### Homework problem E3

Posted: **Wed Oct 02, 2019 1:20 am**

by **Doris Cho 1D**

Not really sure where to even start for the problem, but would you use the formula n=m/M and the m would be = to the 70 g.mol-1 and replace the M with the atomic mass of gallium, then multiply by Avogadro's number to the find the number of moles and then do something similar for finding the amount of astatine atoms?

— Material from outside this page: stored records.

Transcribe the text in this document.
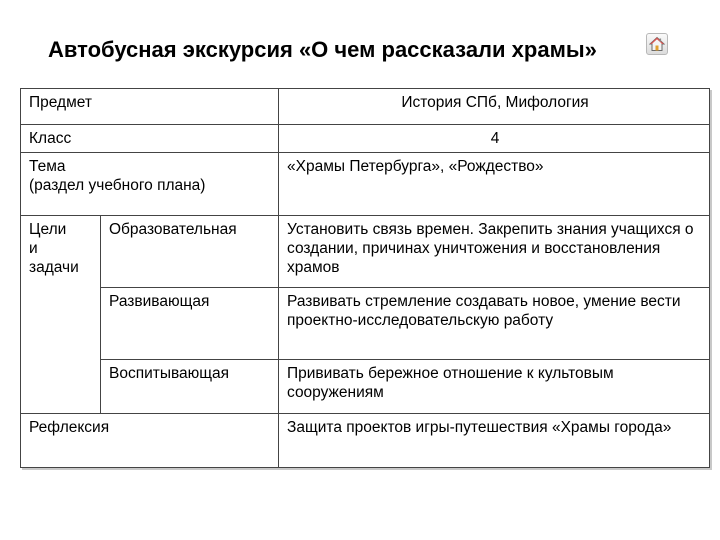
Автобусная экскурсия «О чем рассказали храмы»
Предмет		История СПб, Мифология
Класс		4
Тема
(раздел учебного плана)		«Храмы Петербурга», «Рождество»
Цели
и
задачи	Образовательная	Установить связь времен. Закрепить знания учащихся о создании, причинах уничтожения и восстановления храмов
	Развивающая	Развивать стремление создавать новое, умение вести проектно-исследовательскую работу
	Воспитывающая	Прививать бережное отношение к культовым сооружениям
Рефлексия		Защита проектов игры-путешествия «Храмы города»
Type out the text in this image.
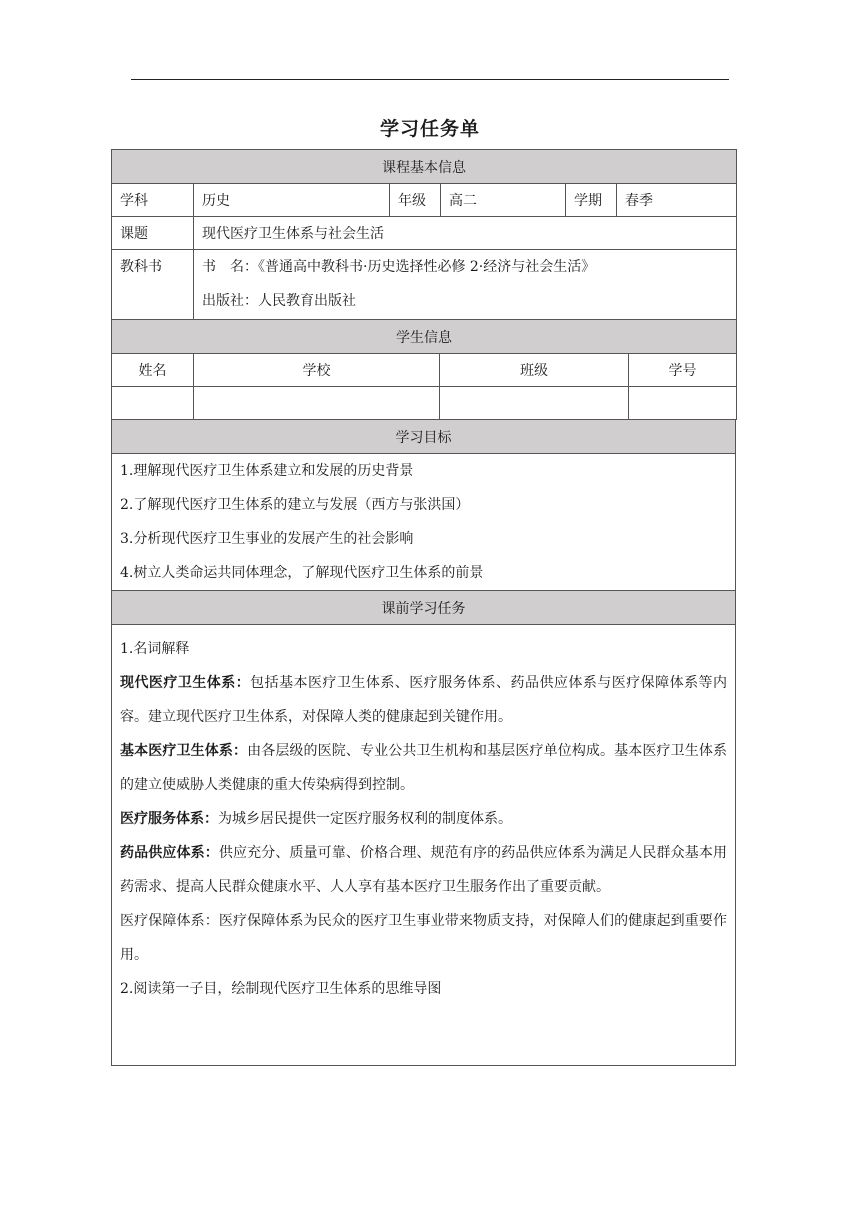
学习任务单
课程基本信息					
学科	历史	年级	高二	学期	春季
课题	现代医疗卫生体系与社会生活				
教科书	书　名：《普通高中教科书·历史选择性必修 2·经济与社会生活》

出版社：人民教育出版社				

学生信息			
姓名	学校	班级	学号

学习目标

1.理解现代医疗卫生体系建立和发展的历史背景

2.了解现代医疗卫生体系的建立与发展（西方与张洪国）

3.分析现代医疗卫生事业的发展产生的社会影响

4.树立人类命运共同体理念，了解现代医疗卫生体系的前景

课前学习任务

1.名词解释

现代医疗卫生体系：包括基本医疗卫生体系、医疗服务体系、药品供应体系与医疗保障体系等内容。建立现代医疗卫生体系，对保障人类的健康起到关键作用。

基本医疗卫生体系：由各层级的医院、专业公共卫生机构和基层医疗单位构成。基本医疗卫生体系的建立使威胁人类健康的重大传染病得到控制。

医疗服务体系：为城乡居民提供一定医疗服务权利的制度体系。

药品供应体系：供应充分、质量可靠、价格合理、规范有序的药品供应体系为满足人民群众基本用药需求、提高人民群众健康水平、人人享有基本医疗卫生服务作出了重要贡献。

医疗保障体系：医疗保障体系为民众的医疗卫生事业带来物质支持，对保障人们的健康起到重要作用。

2.阅读第一子目，绘制现代医疗卫生体系的思维导图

### Re: Homework problem E3 [ENDORSED]

Posted: **Wed Oct 02, 2019 1:29 am**

by **Charisse Vu 1H**

I believe this question is simpler than what it seems. In the question, the gallium atoms are literally represented by the blue circles on the scale. If you count them, you would see that there are 9 "atoms" of gallium on the left hand side of the scale. Comparing the molar masses of gallium and astatine, you would see that the molar mass of astatine is 3 times more than that of gallium's. You don't necessarily need to use Avogadro's constant because the scale acts much like an equal sign and multiplying the constant to both sides would essentially do nothing. So, since the molar mass of astatine is 3 times more than that of gallium's you would simply need to divide the number of gallium atoms by 3 to determine the number of astatine atoms needed to have the masses be equal.